The peso rebounded Tuesday after hitting a new low of 59 a dollar a day earlier, as most financial markets in the region rose on expectations the US Federal Reserve may ease its aggressive interest rate hikes.
The local currency gained P0.35 to close at P58.65 on trading volume of $779 million.
Monetary officials asked individuals “who have the means” to avoid taking advantage of the current trend in the foreign exchange market, saying this kind of activity would not benefit the weakening peso.
The BSP said in a statement it was taking steps to manage any disruption in the financial market.
“We look forward to servicing all legitimate dollar transactions. The USD spot market remains open and active while forwards and repos are available facilities,” the BSP said.
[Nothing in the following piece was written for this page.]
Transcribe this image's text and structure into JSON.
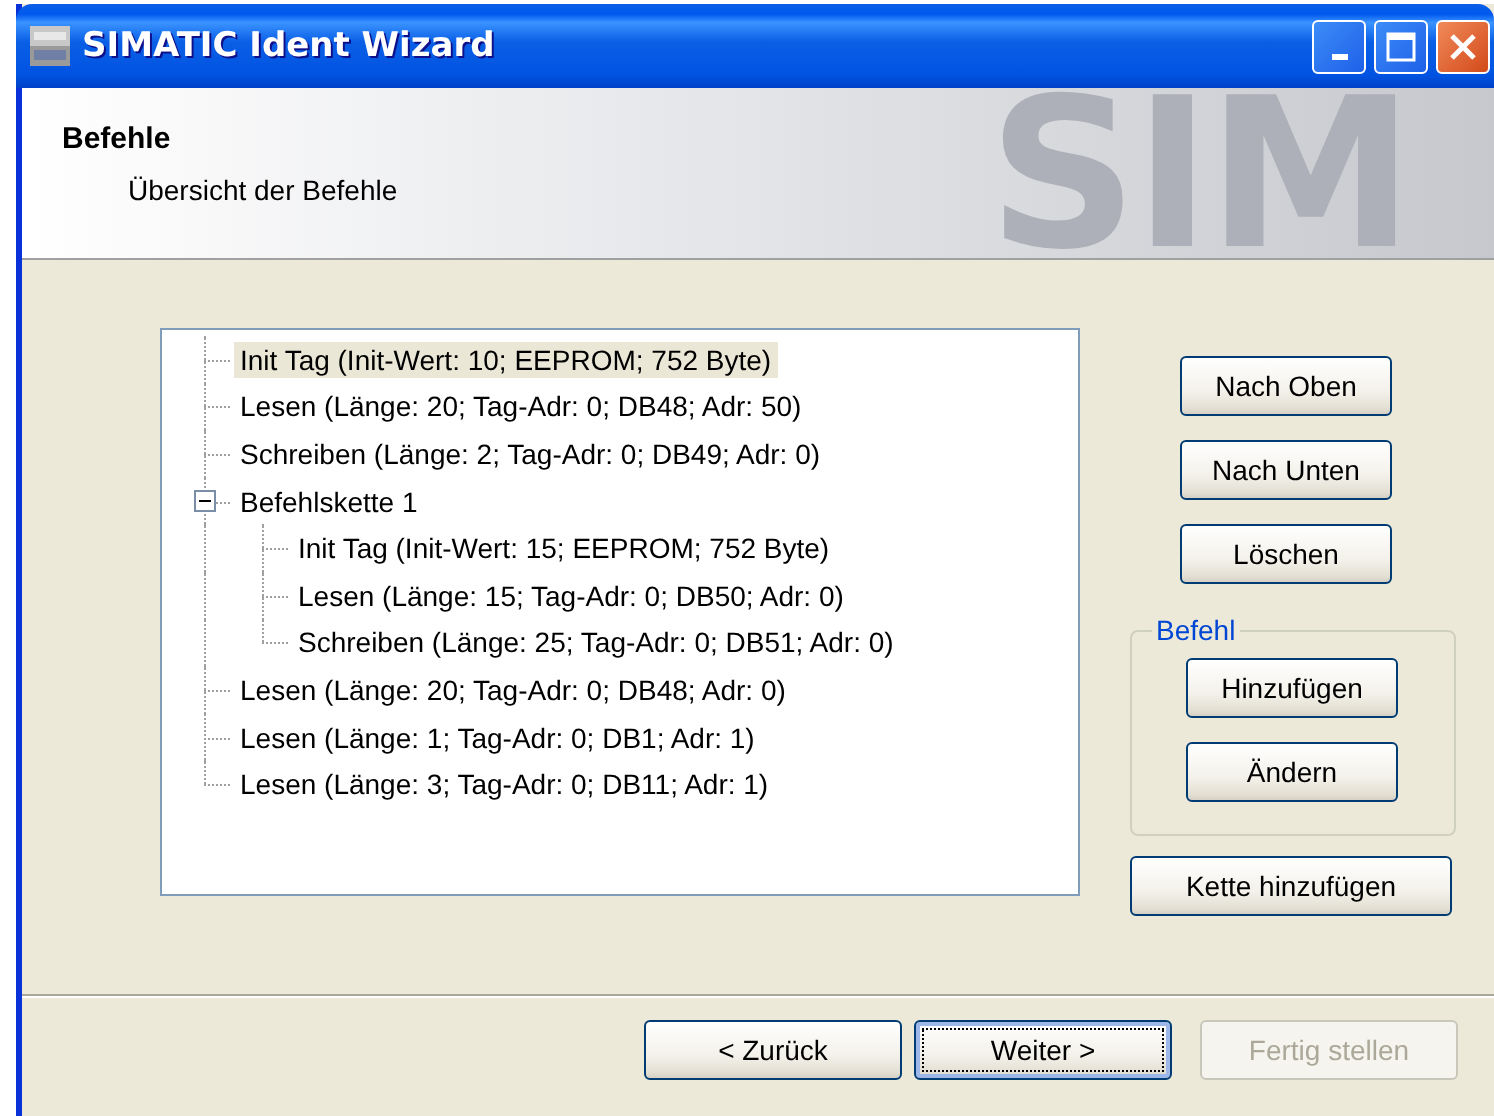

It said these could move the economy forward by supporting the financial leg underpinning economic activity and allowing for an orderly settlement of US dollar obligations.
The BSP said it was committed to enhancing the well-being of Filipinos through a financial system that addresses the funding needs of the public while managing risks.
“There are many reasons why financial markets worldwide have been experiencing notable changes thus far in 2022. Among the pronounced developments is a strong US dollar, which is causing currencies like the Philippine peso to depreciate,” it said.
“We ask those who have the means not to take undue advantage of changing market conditions. This does not help the Philippine peso; it does not help the Philippines. What we can do is to bring all transactions into an organized and accessible formal market that offers consumer protection,” it said.
The BSP said market conditions around the world were challenging, and working together would sustain the functioning financial market while appropriately managing the developing risks.
Michael Ricafort, chief economist of Rizal Commercial Banking Corp., said earlier the dollar’s strength was due to the continued hawkish signals from Fed officials.
He said the other reason for the peso’s weakness was the markets’ anticipation of a faster inflation rate in September which would be released by the Philippine Statistics Authority on Oct. 5.
Inflation likely accelerated to as high as 7.4 percent in September from 6.3 percent in August, the BSP said.